The orange horizontal line is the diffraction limit of this Aperture, Focal Length, and Sensor Size.
The turquoise curve is the lines per height sharpness limit of the circle of confusion of this lens at this Aperture, Focal Length and distance from the lens.
A yellow horizontal line shows your Min In-Focus Lines-Per-Height when the focal distance doesn't meet that value.
Yellow crosshairs show where the sharpness of the image equal the Min In-Focus Lines-Per-Height.
The default Min In-Focus Lines-Per-Height value is set to 4 lines per mm on an 8 1/2" X 11" piece of paper. (8.5" * 25.4mm/" * 4 = 863.6 lines per height) You may want to choose a different number depending on desired image size and expected amount of cropping.
The outer dark gray lines are the horizontal field of view and the inner dark gray lines are the vertical field of view. In this particular instance, the Y axis can be considered width or height and at the same scale as the X axis.
To use this program:
1 Enter your camera information and the desired focal length and subject distances of interest (The Focal Distance must be between the Subject Near Distance and the Subject Far Distance).
2 Press Graph Depth Of Field to see what's limiting the sharpness of your picture.
3a To calculate the optimal Aperture for the maximum sharpness from Subject Near Distance to Subject Far Distance, press the Calculate Aperture button.

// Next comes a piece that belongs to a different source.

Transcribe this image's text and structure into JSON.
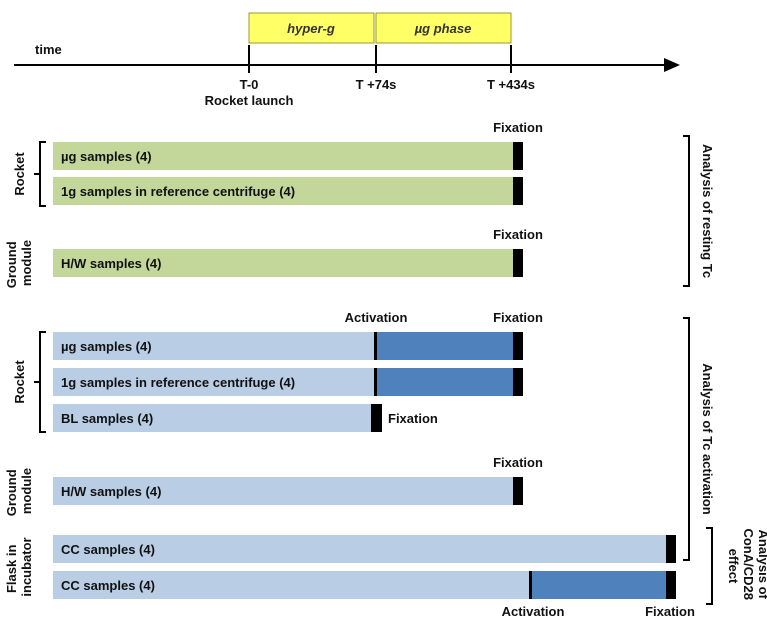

3b To calculate the optimal Aperture and Focal Distance for the maximum sharpness from Subject Near Distance to Subject Far Distance, press the Calculate Aperture and Distance button.
3c To sacrifice the sharpness by 10% in order to get a wider aperture (some times 1 stop wider), press the Calculate A and D, larger A button.

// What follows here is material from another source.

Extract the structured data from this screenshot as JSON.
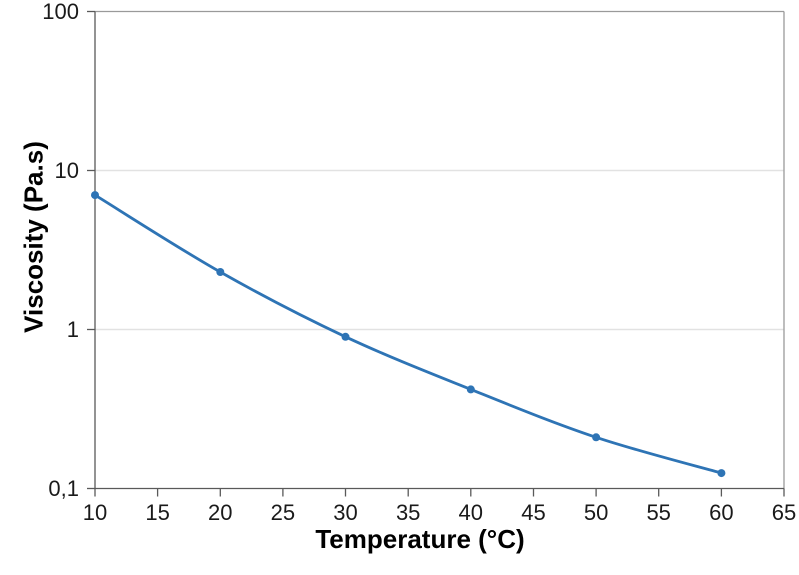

3d To calculate the Hyper Focal Distance, enter your desired Aperture and Focal length and press the "Calculate Hyper Focal Distance" button. The hyper focal distance will be stored in Focal Distance and the closest distance in focus will be stored in Subject Near Distance.
3e To calculate the optimal Focal Distance and Aperture from a certain distance to infinity, enter the nearest distance you want in focus into Subject Near Distance and press Maximize Near Subject To Infinity, or you could enter a big number, like 100 meters, into Subject Far Distance and press the Calculate Aperture and Distance button.
3f To save your current settings into a URL that can be bookmarked, emailed to someone, or linked off of a webpage, press the Save As Linkable URL button.